The casino argues that Phil Ivey was using nefarious tactics and he and his playing partner came into the casino to swindle them. They say he used the ‘edge sorting’ technique for a quick cash grab akin to cheating even though Ivey was using cards the casino allowed him to bring in.

From Ivey’s perspective, he knew that the cards he was using gave him an advantage but he was also abiding by the casino’s rules. They let him play with those cards. From the casino’s perspective, Ivey was cheating and they didn’t find out until they were $10.2 million in the hole.

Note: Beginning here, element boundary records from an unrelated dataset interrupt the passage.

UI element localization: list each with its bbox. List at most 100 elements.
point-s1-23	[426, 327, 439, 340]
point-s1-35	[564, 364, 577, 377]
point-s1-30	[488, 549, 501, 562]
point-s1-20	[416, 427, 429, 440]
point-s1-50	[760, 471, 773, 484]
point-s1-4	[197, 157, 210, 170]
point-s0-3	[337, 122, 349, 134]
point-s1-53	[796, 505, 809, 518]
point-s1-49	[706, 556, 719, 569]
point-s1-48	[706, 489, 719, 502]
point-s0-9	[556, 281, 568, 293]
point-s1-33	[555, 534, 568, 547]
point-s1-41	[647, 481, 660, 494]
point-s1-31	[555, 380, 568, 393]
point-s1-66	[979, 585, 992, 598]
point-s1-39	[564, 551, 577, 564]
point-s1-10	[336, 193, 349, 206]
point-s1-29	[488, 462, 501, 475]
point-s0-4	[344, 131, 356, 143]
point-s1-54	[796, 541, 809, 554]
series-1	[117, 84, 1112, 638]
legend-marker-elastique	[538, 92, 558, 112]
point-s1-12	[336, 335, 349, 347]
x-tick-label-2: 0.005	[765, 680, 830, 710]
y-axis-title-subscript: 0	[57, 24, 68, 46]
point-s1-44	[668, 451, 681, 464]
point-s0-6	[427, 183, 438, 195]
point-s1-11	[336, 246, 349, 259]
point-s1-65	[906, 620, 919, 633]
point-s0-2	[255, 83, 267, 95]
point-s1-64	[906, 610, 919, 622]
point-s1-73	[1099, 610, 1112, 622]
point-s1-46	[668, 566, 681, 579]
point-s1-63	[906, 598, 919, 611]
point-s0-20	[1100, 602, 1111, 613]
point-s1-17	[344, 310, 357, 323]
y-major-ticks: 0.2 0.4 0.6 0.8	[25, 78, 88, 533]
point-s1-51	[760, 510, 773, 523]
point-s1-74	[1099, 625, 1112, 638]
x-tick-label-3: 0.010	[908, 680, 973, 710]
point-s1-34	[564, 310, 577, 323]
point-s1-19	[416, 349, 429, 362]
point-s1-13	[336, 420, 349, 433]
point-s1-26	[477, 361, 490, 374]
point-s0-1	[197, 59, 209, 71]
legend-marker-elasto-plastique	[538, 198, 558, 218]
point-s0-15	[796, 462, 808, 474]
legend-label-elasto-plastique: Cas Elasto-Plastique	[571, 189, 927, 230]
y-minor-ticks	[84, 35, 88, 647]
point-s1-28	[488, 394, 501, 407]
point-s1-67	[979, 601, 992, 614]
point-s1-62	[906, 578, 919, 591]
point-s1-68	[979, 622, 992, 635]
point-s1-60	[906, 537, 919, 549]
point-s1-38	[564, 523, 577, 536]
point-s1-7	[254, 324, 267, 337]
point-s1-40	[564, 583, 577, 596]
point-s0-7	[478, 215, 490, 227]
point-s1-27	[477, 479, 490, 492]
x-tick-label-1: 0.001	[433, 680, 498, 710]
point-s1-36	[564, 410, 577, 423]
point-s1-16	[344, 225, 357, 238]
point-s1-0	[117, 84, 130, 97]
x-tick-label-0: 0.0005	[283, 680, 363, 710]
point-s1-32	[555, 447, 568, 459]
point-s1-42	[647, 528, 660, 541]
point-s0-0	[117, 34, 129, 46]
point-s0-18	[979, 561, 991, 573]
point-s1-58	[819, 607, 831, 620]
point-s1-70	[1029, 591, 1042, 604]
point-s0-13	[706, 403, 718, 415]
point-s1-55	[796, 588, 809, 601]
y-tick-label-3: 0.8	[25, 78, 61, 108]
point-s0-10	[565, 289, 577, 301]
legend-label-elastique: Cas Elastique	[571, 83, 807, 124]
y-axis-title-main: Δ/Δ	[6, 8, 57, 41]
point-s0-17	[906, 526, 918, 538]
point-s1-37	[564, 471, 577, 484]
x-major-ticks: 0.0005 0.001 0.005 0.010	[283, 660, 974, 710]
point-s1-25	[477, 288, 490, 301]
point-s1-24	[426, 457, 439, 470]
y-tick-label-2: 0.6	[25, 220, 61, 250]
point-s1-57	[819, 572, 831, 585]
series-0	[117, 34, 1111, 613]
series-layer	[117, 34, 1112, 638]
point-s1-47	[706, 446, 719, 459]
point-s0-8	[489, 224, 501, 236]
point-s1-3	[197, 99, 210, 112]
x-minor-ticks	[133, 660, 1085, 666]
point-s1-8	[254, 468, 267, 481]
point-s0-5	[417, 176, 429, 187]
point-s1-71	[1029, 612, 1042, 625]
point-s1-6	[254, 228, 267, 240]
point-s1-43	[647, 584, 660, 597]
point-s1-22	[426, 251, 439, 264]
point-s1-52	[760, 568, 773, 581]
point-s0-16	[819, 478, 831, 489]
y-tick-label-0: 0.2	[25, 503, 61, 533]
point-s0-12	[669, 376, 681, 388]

Flash forward to this week, and the UK’s Supreme Court handed down their ruling: the casino could keep its $10.2 million because Ivey was cheating:

he five Supreme Court justices unanimously upheld the Court of Appeal’s decision on the case, with Lord Hughes saying it was essential that punto banco remained a game of pure chance with neither the casino nor the player being able to beat the randomness of the cards that were dealt.
He said: “What Mr Ivey did was to stage a carefully planned and executed sting.”
Speaking outside court, president and chief operating officer of Genting UK Paul Willcock said: “This has been a landmark case in how the courts approach cheating in the modern day.
“This entirely vindicates Genting’s decision not to pay Mr Ivey, a decision that was not taken lightly.” (via BBC)

This is a HUGE blow to Phil Ivey. He’s been battling this in court for 5 years. He’s also a man who makes his living in a casino playing cards. His reputation could potentially take a bruising now that the UK’s Supreme Court has ruled that he was cheating in a casino. Will this have any bearing on how Las Vegas casinos treat Phil Ivey? Macao casinos? It’s not like Phil Ivey was caught breaking the rules in poker, but….…I guess we’ll see in the coming years.